I am so blessed that I get to be a stay-at-home mom. 

When all my friends were announcing pregnancy after pregnancy, I was waiting. I was waiting for immigration paperwork. I was waiting for grant applications. I was waiting for fingerprints and background checks and social worker visits. I even had a friend that had two babies in the time it took us to adopt our daughter. Soon after we brought her home, that same friend announced her third pregnancy! Of course, I was happy for her, but it was sad the adoption took so long. 

Many people think we are amazing or super generous people because we adopted our daughter. They think we are saints or something.  We are just regular people that got to do this amazing thing and travel across the world to meet the most amazing little girl and be her mom and dad. After years of fighting for her, we got to bring her home. Most moms know that motherhood isn’t easy. Even adoptive moms have bad days, but sometimes it feels like we are not allowed to. 

Too many people (some who we would consider friends) online or in real life do not like to see adoptive parents comparing or sharing a difficulty they are having with parenting. I have even heard people say things like, “Well you knew what you signed up for!”

No parent can truly understand what they are signing up for. That is true of birth and adoption. We may know some going in, but there is no class that can truly teach you what it is like. I wanted a child so badly. I was born to be a mom. I waited years and years and worked so many overtime hours to bring my daughter home. I wanted her. She was not a surprise and adoption is not something you do on a whim. Because we spent so much time praying and considering adoption and what type of adoption, I think sometimes friends and family do not allow parents who adopted to be honest about the trials of parenthood—or at least that is how it can sometimes feel.

I even have family members who do not see my adopted child as they do a biological child. To them, they cannot understand that I have the same challenges as other parents and sometimes more challenges that other parents do not have to contend with. I love my daughter more than anything in the world, but it was demoralizing to throw away my last connection to my before-child self in the form of ruined lipstick. 

So, sometimes parents through adoption feel that they cannot share their bad days with friends and family. Sometimes they mean well and try to give advice. They offer ideas you have or have not tried but that isn’t really why you wanted to share. You needed someone to understand and say, “tomorrow will be better.”

All parents have bad days. I have the best husband, the best daughter, and the greatest support system, but I still have bad days. I have mornings when I wake up with a bad headache and a sick child in my bed and a hungry husband because I forgot to buy oatmeal. Luckily, he is a good scavenger when I desperately need to shop. I am my own worst enemy and allow my problems to pile up and I refuse to ask for help until I am completely overwhelmed, unorganized, and honestly drowning. I am afraid to admit defeat or that I am having a bad day. When someone asks how I am doing I will just say “fine.” I am often not “fine.”

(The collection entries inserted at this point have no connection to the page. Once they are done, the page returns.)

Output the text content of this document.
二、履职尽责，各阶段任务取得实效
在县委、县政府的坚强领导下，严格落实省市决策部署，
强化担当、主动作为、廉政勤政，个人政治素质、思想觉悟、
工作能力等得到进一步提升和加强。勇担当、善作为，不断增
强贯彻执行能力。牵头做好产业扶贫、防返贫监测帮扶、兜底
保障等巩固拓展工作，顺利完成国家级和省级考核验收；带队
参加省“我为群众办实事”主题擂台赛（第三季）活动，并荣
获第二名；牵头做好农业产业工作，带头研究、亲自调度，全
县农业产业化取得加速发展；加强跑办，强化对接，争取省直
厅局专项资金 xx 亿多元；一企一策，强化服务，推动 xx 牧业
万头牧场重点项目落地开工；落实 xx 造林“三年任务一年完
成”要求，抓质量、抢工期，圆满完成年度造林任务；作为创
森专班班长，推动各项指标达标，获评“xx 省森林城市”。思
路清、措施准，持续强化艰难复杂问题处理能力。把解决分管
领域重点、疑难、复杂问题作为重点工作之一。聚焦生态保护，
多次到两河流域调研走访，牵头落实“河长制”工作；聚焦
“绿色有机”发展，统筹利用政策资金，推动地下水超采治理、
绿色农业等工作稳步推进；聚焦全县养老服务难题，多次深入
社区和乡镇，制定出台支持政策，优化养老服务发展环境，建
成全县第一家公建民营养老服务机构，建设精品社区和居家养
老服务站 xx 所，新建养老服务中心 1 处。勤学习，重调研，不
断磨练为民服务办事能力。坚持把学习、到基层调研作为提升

Some of it is outside pressure and some is from within, so I am here today to say that it is ok for adoptive moms and dads to have bad days! That is some poetry I need to take to heart. Just because I wanted a child so much that I went through the long journey of adoption, it does not mean I do not have days when it is hard. Just because I seem strong on the outside, it doesn’t mean I am put together inside. Please, for all that is good in the world, do not look in my laundry room. There is a bad day waiting to happen in there. 

It is true that sometimes we need to pull ourselves up by the bootstraps. It is true that there is always beauty and I have the choice to have joy on difficult days. It is also true that I can have a bad day and call on the people I love—especially other moms—and we can love each other without judgment. Maybe there would be a lot less burnout in the mom community if we were slow to judge and quick to understand all parents have bad days every once in a while.